Как ты знаешь, мне трудно даются слова, особенно в разговоре с незнакомым и посторонним человеком, и здесь ничего не изменилось, но я пытаюсь. Я учусь принятию того, что всё равно не могу изменить. Того, что сделала и совершила с тобой и с собой, и с нашими детьми. С нашей семьёй. Того, что мне не под силу исправить. Осознанию, что я проживу с этим до конца своих дней. Но пониманию того, что и это, вероятно, можно простить. Что однажды я прощу сама себя. Смогу осознать, что ещё и дала жизнь, а не только её отняла. Не забуду и не перестану вспоминать, но окажусь в состоянии двигаться дальше. Так же, как простил меня ты и в результате не стоишь на месте, а смотришь только вперёд. Может быть, мы сможем делать это вместе. Не сейчас и не завтра, и даже не через неделю, месяц или год, но в один прекрасный день.
Я продала квартиру. Теперь мне как бы негде жить. Родители не в счёт. Я не собираюсь жить с ними вечно. Меня вполне устроит твой диван. Или даже коврик под дверью. Что угодно, лишь бы увидеть Александра. Обнять его и больше никогда не отпускать. Разве что только после того, как он станет слишком взрослым. Я говорю это не потому, что мои родители не видят собственного внука, и не потому, что это, вероятно, единственный способ быть с тобой. Всё дело лишь в любви. В том, как я люблю его и тебя. Я потеряла уже слишком много времени. Не хочу терять ещё больше.

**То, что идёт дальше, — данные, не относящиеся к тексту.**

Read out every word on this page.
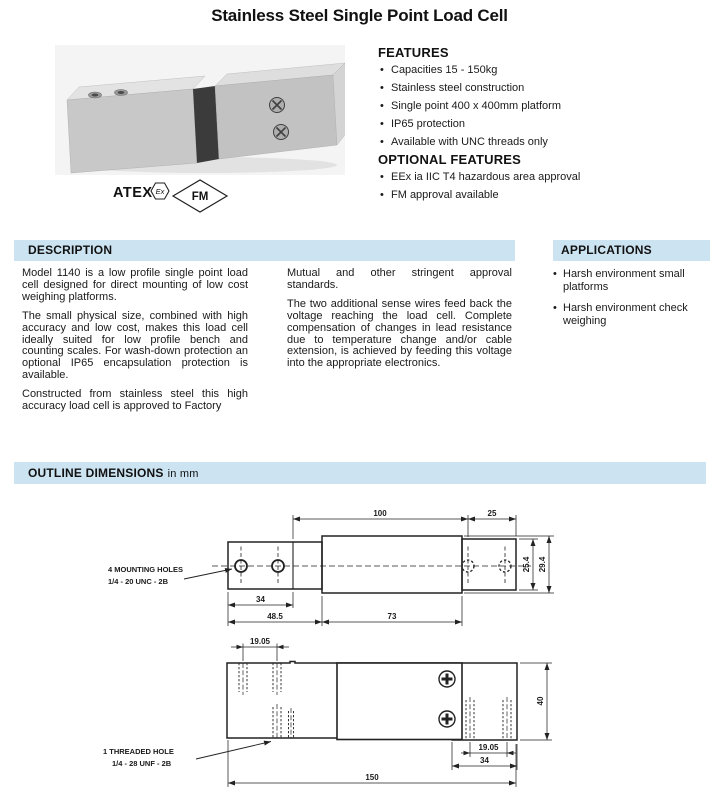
Stainless Steel Single Point Load Cell
ATEX Ex FM
FEATURES
• Capacities 15 - 150kg
• Stainless steel construction
• Single point 400 x 400mm platform
• IP65 protection
• Available with UNC threads only
OPTIONAL FEATURES
• EEx ia IIC T4 hazardous area approval
• FM approval available
DESCRIPTION	APPLICATIONS

Model 1140 is a low profile single point load cell designed for direct mounting of low cost weighing platforms.

The small physical size, combined with high accuracy and low cost, makes this load cell ideally suited for low profile bench and counting scales. For wash-down protection an optional IP65 encapsulation protection is available.

Constructed from stainless steel this high accuracy load cell is approved to Factory

Mutual and other stringent approval standards.

The two additional sense wires feed back the voltage reaching the load cell. Complete compensation of changes in lead resistance due to temperature change and/or cable extension, is achieved by feeding this voltage into the appropriate electronics.

• Harsh environment small platforms
• Harsh environment check weighing
OUTLINE DIMENSIONS in mm
100	25
25.4 29.4
34
48.5	73
4 MOUNTING HOLES
1/4 - 20 UNC - 2B
19.05
40
19.05
34
150
1 THREADED HOLE
1/4 - 28 UNF - 2B
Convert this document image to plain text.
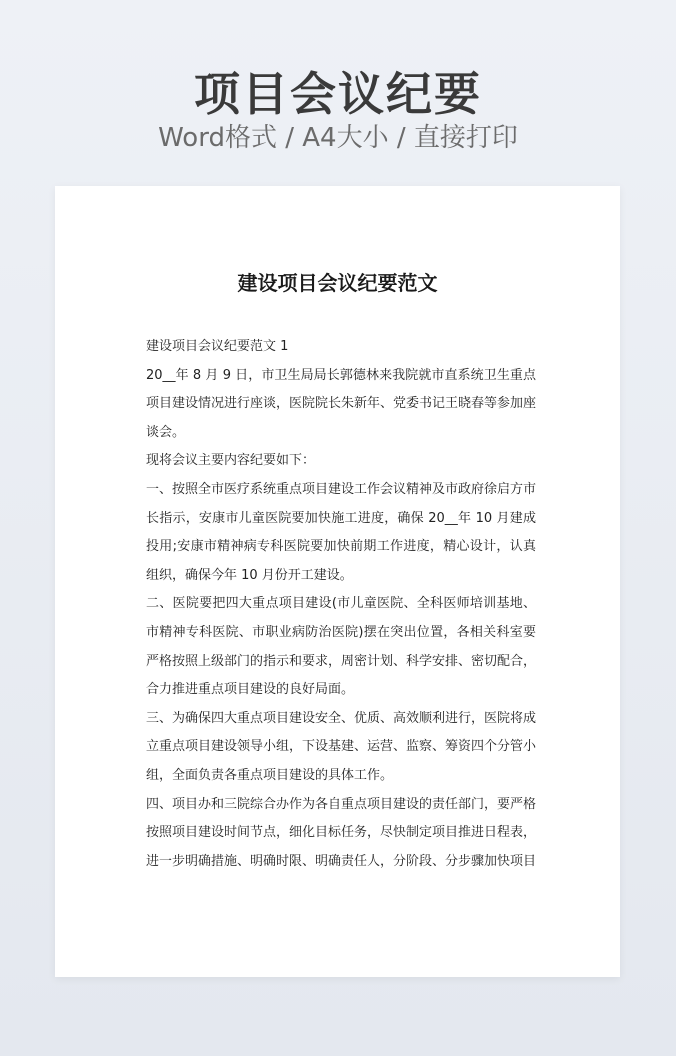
项目会议纪要
Word格式 / A4大小 / 直接打印
建设项目会议纪要范文

建设项目会议纪要范文 1

20__年 8 月 9 日，市卫生局局长郭德林来我院就市直系统卫生重点项目建设情况进行座谈，医院院长朱新年、党委书记王晓春等参加座谈会。

现将会议主要内容纪要如下：

一、按照全市医疗系统重点项目建设工作会议精神及市政府徐启方市长指示，安康市儿童医院要加快施工进度，确保 20__年 10 月建成投用;安康市精神病专科医院要加快前期工作进度，精心设计，认真组织，确保今年 10 月份开工建设。

二、医院要把四大重点项目建设(市儿童医院、全科医师培训基地、市精神专科医院、市职业病防治医院)摆在突出位置，各相关科室要严格按照上级部门的指示和要求，周密计划、科学安排、密切配合，合力推进重点项目建设的良好局面。

三、为确保四大重点项目建设安全、优质、高效顺利进行，医院将成立重点项目建设领导小组，下设基建、运营、监察、筹资四个分管小组，全面负责各重点项目建设的具体工作。

四、项目办和三院综合办作为各自重点项目建设的责任部门，要严格按照项目建设时间节点，细化目标任务，尽快制定项目推进日程表，进一步明确措施、明确时限、明确责任人，分阶段、分步骤加快项目
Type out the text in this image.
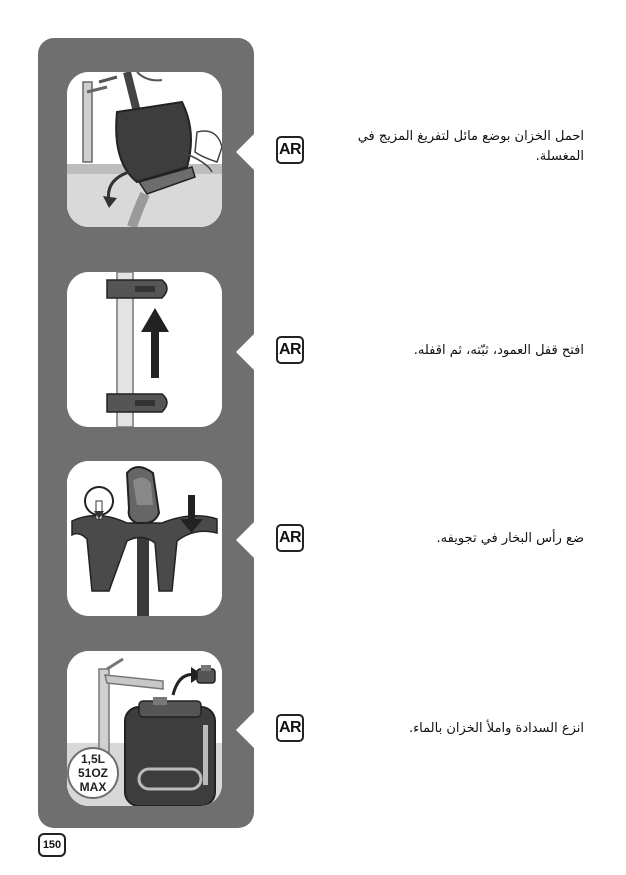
AR
احمل الخزان بوضع مائل لتفريغ المزيج في المغسلة.
AR	افتح قفل العمود، ثبّته، ثم اقفله.
AR	ضع رأس البخار في تجويفه.
1,5L
51OZ
MAX
AR	انزع السدادة واملأ الخزان بالماء.
150
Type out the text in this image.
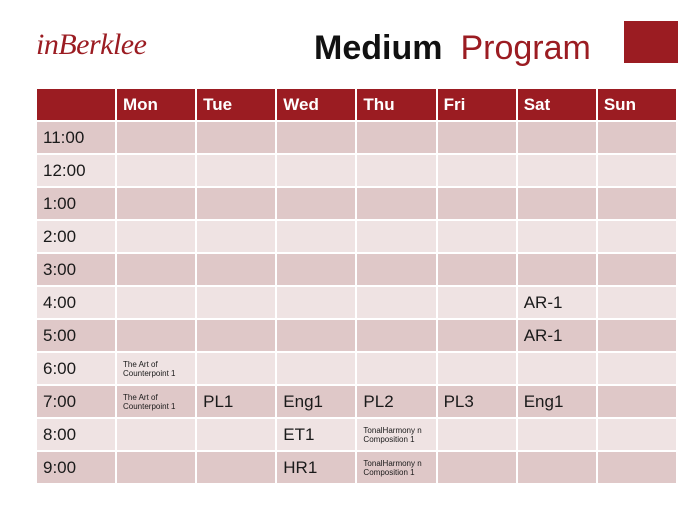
inBerklee	Medium Program
	Mon	Tue	Wed	Thu	Fri	Sat	Sun
11:00							
12:00							
1:00							
2:00							
3:00							
4:00						AR-1	
5:00						AR-1	
6:00	The Art of Counterpoint 1						
7:00	The Art of Counterpoint 1	PL1	Eng1	PL2	PL3	Eng1	
8:00			ET1	TonalHarmony n Composition 1			
9:00			HR1	TonalHarmony n Composition 1			
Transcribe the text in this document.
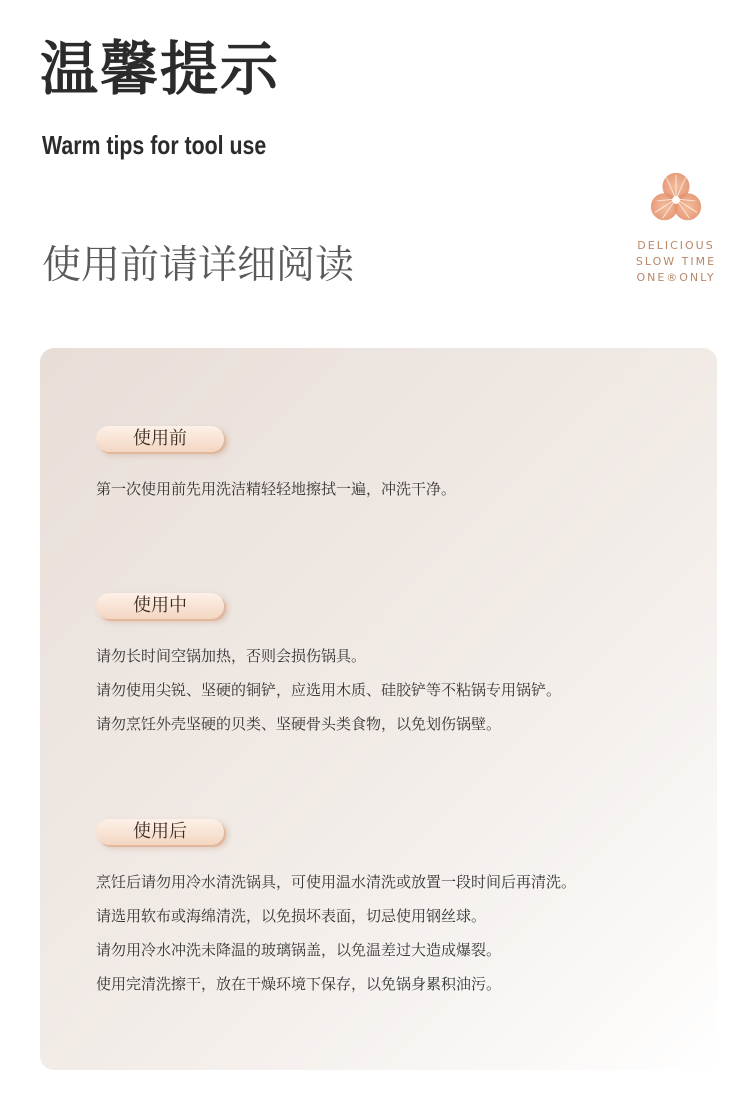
温馨提示
Warm tips for tool use
使用前请详细阅读	DELICIOUS
SLOW TIME
ONE®ONLY
使用前
第一次使用前先用洗洁精轻轻地擦拭一遍，冲洗干净。
使用中
请勿长时间空锅加热，否则会损伤锅具。
请勿使用尖锐、坚硬的铜铲，应选用木质、硅胶铲等不粘锅专用锅铲。
请勿烹饪外壳坚硬的贝类、坚硬骨头类食物，以免划伤锅壁。
使用后
烹饪后请勿用冷水清洗锅具，可使用温水清洗或放置一段时间后再清洗。
请选用软布或海绵清洗，以免损坏表面，切忌使用钢丝球。
请勿用冷水冲洗未降温的玻璃锅盖，以免温差过大造成爆裂。
使用完清洗擦干，放在干燥环境下保存，以免锅身累积油污。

Я не обещаю, что будет просто, и что я смогу всегда быть открытой лицом к лицу, но гарантирую сохранить этот способ. При необходимости использовать его и разговаривать с тобой хотя бы так.
Я пишу всё это, даже зная, что ты, возможно, и не придёшь, и не прочтёшь, а просто сразу выкинешь этот конверт в урну, едва я только отвернусь. Я пойму, если ты это сделаешь. Но мне всё равно. Соответствующей вероятности меня не остановить. Я не стану молчать только лишь из-за мысли, что всё окажется в мусоре. Просто больше не могу. Могла, но теперь это закончилось.